Hace ya muchos años cerca del Pósito del pueblo se encendía la luz, muy
temprano, en el taller de Joaquín, profesor republicano, entonces carpintero y fraguador, con grandes habilidades
para hacer y reparar carretas, carros, varas de arados y muebles de los vecinos del pueblo.

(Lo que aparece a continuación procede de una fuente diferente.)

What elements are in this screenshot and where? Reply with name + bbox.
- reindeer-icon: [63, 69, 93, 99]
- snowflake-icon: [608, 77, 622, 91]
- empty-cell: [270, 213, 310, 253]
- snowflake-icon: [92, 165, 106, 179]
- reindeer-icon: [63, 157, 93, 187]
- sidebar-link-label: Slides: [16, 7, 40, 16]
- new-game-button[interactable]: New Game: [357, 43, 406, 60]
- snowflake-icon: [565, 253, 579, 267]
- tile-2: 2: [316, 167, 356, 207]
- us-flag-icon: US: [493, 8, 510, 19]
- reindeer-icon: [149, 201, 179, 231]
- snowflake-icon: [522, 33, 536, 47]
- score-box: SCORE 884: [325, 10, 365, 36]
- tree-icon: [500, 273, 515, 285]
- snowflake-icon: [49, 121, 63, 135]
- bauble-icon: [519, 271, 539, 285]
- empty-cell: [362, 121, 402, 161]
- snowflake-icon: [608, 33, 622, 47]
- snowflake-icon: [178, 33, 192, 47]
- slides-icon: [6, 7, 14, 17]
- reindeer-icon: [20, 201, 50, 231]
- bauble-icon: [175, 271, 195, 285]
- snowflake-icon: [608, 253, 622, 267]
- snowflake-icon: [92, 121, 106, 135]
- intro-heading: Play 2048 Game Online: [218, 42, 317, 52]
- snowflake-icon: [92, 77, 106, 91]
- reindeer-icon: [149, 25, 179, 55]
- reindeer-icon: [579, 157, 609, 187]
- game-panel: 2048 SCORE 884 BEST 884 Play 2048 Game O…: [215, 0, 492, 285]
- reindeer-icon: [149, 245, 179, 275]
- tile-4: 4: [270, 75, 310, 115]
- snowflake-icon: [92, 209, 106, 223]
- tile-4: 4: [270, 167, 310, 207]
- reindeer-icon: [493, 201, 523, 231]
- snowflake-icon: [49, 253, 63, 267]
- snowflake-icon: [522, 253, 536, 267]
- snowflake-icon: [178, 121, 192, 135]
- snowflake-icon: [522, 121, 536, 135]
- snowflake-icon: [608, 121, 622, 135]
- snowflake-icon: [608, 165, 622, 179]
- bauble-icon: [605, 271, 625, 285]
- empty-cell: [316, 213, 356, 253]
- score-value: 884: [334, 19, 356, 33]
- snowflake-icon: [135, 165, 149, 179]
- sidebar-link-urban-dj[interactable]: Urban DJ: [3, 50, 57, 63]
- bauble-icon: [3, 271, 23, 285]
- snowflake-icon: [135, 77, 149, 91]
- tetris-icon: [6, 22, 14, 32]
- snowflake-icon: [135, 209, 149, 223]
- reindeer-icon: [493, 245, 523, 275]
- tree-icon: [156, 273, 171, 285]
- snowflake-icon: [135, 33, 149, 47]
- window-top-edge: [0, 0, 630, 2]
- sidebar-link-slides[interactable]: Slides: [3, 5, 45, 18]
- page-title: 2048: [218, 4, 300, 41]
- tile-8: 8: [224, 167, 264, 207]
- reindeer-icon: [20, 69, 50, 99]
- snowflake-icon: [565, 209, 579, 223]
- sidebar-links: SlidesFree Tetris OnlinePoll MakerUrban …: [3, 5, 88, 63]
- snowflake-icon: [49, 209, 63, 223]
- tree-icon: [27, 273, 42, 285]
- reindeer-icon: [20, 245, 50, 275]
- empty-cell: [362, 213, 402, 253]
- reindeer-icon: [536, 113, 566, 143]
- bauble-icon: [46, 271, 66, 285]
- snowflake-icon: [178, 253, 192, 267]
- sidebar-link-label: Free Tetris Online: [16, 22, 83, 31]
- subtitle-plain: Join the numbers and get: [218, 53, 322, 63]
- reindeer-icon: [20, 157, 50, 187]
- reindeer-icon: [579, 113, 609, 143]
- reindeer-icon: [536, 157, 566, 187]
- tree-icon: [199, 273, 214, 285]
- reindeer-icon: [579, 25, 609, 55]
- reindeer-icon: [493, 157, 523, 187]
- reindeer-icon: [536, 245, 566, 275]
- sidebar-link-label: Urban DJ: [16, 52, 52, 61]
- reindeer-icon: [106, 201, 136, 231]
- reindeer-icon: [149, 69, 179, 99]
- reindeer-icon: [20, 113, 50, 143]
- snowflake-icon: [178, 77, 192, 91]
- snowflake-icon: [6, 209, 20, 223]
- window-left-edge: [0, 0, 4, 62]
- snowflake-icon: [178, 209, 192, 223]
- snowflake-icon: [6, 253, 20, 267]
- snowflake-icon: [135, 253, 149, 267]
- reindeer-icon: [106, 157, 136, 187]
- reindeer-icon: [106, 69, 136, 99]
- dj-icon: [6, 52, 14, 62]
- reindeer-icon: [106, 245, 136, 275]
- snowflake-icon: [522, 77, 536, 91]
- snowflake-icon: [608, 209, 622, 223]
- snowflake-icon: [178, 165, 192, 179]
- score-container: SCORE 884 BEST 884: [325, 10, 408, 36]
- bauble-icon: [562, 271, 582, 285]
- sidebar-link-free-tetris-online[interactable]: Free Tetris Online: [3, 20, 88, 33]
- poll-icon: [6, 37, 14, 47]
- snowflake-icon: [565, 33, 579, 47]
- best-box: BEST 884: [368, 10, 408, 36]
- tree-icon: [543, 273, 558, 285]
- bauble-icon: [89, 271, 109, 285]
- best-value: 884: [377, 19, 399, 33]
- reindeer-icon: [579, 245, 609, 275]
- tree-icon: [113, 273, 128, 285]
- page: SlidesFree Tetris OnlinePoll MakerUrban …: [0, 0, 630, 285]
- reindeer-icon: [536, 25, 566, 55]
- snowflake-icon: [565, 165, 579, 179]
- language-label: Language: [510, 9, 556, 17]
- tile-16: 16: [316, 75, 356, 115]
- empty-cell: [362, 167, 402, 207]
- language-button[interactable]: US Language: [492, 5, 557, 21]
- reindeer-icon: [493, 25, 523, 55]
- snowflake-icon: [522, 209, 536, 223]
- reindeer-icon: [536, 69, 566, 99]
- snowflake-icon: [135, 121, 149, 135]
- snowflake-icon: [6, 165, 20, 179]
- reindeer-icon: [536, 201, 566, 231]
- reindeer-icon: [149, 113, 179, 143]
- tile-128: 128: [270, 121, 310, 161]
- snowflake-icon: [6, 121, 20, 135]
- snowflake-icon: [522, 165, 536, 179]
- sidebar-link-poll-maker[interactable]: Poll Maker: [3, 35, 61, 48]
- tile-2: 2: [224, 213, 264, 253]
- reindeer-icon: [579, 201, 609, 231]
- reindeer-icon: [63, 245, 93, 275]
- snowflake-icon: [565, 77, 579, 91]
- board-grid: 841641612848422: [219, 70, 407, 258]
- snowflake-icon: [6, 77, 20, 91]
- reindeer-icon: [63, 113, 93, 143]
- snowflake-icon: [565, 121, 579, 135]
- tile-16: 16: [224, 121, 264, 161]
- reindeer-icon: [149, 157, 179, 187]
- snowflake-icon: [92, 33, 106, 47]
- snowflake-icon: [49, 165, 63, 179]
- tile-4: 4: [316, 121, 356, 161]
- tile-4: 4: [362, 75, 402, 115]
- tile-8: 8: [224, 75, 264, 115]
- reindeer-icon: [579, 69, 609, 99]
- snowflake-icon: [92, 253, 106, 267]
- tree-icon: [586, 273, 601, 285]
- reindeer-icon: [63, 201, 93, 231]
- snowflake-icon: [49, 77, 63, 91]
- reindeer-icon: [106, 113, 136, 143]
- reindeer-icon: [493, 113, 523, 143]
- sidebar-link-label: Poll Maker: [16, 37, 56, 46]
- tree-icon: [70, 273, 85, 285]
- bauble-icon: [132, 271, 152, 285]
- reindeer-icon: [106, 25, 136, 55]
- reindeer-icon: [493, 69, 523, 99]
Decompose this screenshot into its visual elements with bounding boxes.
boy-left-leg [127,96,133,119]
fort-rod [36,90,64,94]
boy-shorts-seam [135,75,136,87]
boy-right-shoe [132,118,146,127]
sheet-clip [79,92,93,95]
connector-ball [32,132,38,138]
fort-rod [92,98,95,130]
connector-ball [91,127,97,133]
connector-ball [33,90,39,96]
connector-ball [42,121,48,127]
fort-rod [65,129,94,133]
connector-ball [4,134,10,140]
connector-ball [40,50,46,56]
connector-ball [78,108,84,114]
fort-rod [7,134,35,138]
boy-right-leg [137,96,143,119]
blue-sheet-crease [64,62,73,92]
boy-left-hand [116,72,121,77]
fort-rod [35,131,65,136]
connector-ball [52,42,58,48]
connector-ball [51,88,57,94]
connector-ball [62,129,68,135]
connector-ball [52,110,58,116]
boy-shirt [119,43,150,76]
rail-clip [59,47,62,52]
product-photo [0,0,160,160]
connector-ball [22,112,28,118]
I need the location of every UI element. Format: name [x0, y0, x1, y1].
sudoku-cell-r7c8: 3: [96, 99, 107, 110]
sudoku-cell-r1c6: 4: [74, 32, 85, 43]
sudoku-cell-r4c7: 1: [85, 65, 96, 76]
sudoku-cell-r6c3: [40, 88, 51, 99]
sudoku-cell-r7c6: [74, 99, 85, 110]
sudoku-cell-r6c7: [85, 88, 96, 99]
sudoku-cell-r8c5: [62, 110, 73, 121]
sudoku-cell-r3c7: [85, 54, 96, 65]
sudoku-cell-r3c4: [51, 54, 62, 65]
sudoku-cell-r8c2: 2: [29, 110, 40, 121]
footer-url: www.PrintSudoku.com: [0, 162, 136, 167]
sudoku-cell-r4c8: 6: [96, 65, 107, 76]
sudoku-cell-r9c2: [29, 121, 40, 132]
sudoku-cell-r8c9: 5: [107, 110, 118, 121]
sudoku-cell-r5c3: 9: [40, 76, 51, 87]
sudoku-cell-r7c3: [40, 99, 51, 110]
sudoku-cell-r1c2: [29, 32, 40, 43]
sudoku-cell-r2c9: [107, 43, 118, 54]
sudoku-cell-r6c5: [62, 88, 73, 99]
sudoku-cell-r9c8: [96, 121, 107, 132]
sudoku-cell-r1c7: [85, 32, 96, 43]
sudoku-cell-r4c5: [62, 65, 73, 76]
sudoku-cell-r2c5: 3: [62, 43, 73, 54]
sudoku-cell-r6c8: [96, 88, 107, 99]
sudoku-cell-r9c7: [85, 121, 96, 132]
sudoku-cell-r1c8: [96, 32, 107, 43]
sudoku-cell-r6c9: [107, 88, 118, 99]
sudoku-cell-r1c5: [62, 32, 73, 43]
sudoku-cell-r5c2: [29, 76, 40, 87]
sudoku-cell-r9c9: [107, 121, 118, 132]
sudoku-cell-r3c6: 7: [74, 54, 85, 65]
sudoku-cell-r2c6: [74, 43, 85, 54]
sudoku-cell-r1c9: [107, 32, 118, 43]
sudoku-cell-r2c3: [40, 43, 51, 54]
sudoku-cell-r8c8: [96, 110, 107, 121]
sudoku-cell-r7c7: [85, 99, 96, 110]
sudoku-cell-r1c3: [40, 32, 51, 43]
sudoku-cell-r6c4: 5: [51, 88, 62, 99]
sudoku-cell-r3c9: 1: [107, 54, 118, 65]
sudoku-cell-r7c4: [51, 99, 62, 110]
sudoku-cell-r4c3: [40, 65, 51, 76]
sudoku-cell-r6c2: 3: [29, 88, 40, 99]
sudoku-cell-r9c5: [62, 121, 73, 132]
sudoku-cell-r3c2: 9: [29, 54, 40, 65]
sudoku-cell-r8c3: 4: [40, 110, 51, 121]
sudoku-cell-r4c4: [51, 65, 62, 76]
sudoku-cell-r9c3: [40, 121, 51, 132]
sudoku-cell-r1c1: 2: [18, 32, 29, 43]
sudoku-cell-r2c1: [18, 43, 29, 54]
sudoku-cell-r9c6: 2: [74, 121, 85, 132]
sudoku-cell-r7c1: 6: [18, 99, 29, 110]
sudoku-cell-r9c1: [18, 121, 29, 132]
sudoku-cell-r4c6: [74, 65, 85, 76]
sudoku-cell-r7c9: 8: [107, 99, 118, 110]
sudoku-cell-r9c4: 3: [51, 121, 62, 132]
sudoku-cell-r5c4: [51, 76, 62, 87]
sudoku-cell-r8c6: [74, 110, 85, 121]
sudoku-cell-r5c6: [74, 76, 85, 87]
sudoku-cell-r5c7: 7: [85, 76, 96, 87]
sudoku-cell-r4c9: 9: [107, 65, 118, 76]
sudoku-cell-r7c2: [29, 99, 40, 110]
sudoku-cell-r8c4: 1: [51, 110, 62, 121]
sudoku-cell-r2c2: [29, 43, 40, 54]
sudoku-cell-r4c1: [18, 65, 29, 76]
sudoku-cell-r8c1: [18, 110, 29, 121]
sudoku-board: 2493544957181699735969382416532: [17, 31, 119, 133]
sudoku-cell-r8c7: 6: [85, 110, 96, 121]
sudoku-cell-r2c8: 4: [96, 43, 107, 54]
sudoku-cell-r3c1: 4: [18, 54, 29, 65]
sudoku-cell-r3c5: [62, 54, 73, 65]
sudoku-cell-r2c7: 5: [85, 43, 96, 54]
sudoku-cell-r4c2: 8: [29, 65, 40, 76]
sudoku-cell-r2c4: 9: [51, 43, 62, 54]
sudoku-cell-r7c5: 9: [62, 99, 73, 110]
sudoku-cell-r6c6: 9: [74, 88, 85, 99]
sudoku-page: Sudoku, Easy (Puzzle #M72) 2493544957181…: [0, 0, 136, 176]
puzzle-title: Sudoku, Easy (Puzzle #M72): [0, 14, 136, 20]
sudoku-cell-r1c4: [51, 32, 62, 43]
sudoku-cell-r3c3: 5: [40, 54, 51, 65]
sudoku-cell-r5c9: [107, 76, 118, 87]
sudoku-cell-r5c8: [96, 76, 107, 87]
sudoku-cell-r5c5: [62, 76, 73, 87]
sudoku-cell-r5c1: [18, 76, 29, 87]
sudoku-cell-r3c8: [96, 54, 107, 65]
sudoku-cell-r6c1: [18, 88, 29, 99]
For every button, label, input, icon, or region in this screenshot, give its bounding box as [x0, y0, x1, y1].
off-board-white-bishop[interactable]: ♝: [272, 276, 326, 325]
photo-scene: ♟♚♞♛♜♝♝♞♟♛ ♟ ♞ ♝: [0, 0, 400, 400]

Aún estaban las
calles en las tinieblas de la madrugada y él, Joaquín, el hijo de Marcelo, y
nieto del viejo Marcelo, ya estaba allí, dándole fuerte a la garlopa de madera
de olivo para ir cepillando y perfilando su labor, de tal suerte que, la única
música que se oía en aquel ordenado y limpio taller, que antes fue cuadra, era
la de sus herramientas y el sordo silbido de un carburo que colgaba en el
lateral de la puerta. Más tarde, éste sería arrinconado con los trastos de
desecho de sus reparaciones y dos generosas bombillas le sustituyeron. El
carpintero trabajaba más de doce horas en el taller, parando solo para comer, o
incluso sin hacerlo en casa cuando tenía alguna reparación que corría prisa.
Estoy hablando de aquellos tiempos en que en las labores agrícolas se hacía
todo con la ayuda de los carros, rejas de arado de mano romanas, y carretas de
carga para bueyes, que eran el transporte local común.
Un día, de los que fui al pueblo para
descansar, apenas despuntando la primavera, con los primeros aires llenos del
olor de los brotes, después de pasarme la noche entera acabando de leer Anna
Karenina, de León Tolstoi, salí a dar una vuelta para tomar el aire y vi la luz
del taller de Joaquín. Me acerqué y a pocos metros de la puerta ya se oía el
deslizar de la garlopa, cepillando con su habitual sonido agudo final que más
parecía grito de roedor que herramienta. Abrí la puerta y di los buenos días,
que otra cosa no procede decir cuando son las seis menos cuarto, en el cielo se
ven aun débiles las primeras luces, y más vencida esta la noche que otra cosa.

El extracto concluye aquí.